Türkisch-kurdische Produktionen wie diese laufen zum ersten Mal auf dem Studentenfilmfestival „Sehsüchte“ in den Thaliakinos. Das Festival hat den Filmen aus der Türkei den Filmblock „Fokus“ gewidmet. Ein Tanzfilm über tratschende Frauen ist dabei, zwei Animationsfilme und ein Kurzspielfilm über eine kurdisch-deutsche Braut. „Filme aus der Türkei sind ganz anders als das Klischee, das ich im Kopf hatte“, sagt Eric Ryhiner, der den „Fokus“ organisiert hat.

Frank Becher, Organisator des deutsch-türkischen Filmfestivals in Nürnberg, kann auf der anschließenden Podiumsdiskussion in der Hochschule für Film- und Fernsehen zwei Trends im türkischen Film benennen: Fremd im eigenen Land sei eines der Themen, das junge Filmemacher beschäftige, ein anderes die Erkundung der Türkischen Provinz mit langsamen Landschaftsaufnahmen und kleinen Alltagsgeschichten.

Auffällig sei jedoch, dass zurzeit mehr Dokumentarfilme entstehen, die sich mit der politischen Vergangenheit der Türkei kritisch auseinandersetzen.
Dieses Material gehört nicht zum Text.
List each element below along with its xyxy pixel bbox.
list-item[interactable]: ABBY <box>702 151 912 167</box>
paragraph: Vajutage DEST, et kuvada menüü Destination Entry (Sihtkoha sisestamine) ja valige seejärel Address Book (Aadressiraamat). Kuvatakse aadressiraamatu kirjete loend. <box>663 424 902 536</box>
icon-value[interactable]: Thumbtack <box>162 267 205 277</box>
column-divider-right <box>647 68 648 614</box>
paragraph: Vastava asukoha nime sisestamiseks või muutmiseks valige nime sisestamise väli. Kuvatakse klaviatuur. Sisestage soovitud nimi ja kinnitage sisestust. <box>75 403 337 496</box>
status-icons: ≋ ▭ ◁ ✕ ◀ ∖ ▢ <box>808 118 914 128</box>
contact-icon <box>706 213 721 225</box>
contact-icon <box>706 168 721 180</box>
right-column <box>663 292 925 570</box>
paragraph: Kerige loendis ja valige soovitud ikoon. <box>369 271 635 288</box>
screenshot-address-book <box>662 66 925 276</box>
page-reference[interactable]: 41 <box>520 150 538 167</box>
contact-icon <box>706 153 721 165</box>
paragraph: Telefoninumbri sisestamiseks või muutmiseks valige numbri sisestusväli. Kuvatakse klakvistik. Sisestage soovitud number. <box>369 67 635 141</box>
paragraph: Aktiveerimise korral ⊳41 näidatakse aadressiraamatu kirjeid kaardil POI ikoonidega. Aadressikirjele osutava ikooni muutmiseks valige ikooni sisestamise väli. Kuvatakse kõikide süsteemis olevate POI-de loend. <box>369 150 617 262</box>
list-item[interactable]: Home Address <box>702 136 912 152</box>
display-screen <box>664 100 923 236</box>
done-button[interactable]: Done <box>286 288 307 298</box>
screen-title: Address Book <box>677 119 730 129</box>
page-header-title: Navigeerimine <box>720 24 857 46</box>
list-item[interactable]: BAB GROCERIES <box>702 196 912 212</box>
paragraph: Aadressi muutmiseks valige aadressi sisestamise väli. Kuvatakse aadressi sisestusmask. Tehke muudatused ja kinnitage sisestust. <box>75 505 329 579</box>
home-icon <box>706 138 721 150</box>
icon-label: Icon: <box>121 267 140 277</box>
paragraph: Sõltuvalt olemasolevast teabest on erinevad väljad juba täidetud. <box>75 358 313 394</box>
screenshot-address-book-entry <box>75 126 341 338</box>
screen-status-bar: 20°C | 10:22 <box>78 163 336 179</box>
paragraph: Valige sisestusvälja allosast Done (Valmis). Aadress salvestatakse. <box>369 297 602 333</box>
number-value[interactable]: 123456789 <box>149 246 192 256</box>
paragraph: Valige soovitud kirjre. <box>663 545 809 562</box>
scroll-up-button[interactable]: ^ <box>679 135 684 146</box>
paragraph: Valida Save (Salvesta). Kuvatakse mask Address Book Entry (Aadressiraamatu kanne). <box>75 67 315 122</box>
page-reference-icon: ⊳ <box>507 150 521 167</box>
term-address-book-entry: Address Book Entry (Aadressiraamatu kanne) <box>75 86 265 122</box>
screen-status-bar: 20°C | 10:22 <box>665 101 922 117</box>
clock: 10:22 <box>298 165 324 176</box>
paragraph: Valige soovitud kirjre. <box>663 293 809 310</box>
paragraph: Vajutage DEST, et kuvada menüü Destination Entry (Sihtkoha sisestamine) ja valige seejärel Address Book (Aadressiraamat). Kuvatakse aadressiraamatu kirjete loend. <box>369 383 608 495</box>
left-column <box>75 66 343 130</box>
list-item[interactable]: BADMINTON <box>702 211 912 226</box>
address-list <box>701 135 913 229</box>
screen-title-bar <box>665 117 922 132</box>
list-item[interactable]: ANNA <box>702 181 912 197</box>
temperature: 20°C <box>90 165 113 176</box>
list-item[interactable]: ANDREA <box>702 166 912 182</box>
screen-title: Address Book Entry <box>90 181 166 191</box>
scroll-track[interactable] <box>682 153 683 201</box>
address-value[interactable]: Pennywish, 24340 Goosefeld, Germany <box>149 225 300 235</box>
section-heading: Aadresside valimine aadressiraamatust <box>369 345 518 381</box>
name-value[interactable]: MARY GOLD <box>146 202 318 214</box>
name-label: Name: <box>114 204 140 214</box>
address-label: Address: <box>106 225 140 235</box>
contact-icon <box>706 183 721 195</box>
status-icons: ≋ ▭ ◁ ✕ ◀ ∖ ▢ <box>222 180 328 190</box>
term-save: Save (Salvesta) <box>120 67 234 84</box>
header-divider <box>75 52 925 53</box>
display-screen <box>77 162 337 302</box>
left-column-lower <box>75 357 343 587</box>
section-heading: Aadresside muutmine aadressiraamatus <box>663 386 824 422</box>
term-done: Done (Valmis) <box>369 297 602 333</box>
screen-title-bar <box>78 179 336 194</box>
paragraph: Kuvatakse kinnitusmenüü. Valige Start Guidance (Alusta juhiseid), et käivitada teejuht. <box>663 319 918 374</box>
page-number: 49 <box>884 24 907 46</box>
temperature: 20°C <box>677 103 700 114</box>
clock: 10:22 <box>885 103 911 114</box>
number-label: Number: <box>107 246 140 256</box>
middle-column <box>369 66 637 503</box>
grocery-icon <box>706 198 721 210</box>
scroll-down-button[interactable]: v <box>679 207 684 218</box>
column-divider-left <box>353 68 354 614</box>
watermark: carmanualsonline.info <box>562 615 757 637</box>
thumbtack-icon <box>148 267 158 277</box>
Das liege auch daran, dass es mittlerweile möglich sei, solche Filme in der Türkei zu drehen und zu zeigen, bestätigte Filmemacher Murat Özçelik. Sein Film „Ölüncanlar“ (Dead Souls) ist so ein Dokumentarfilm.

Murat Özçelik hat 1999 das Massaker im Gefängnis Ulucanlar in Ankara knapp überlebt. Elf seiner „Freunde“, wie sich die politischen Gefangenen untereinander nennen, sind dabei gestorben. Sie hatten damals keine Chance, unbewaffnet waren sie eine Nacht lang im Gefängnis den Gasbomben, Schüssen, Schlägen und der Folter von hunderten bewaffneten Polizisten ausgeliefert. Aus Privatarchiven hat Murat Özçelik Filmaufnahmen bekommen, die die malträtierten Körper der Gefangenen zeigen, als sie endlich im Krankenhaus eingeliefert werden. „Mein Sohn sah nicht mehr wie ein Mensch aus“, erzählt eine Mutter der Kamera. Sie hat damals mit vielen Eltern gehofft, ihren Sohn lebend wiedersehen zu dürfen. Auch einige von Özçeliks ehemaligen Mitgefangenen erzählen von der Nacht. Noch immer stockend. Einem sieht man das Glasauge nicht an. Ein anderer kann die Spuren jener Nacht nicht verstecken, fehlende Finger, ein hervorstehendes Auge. Alle waren politische Gefangene.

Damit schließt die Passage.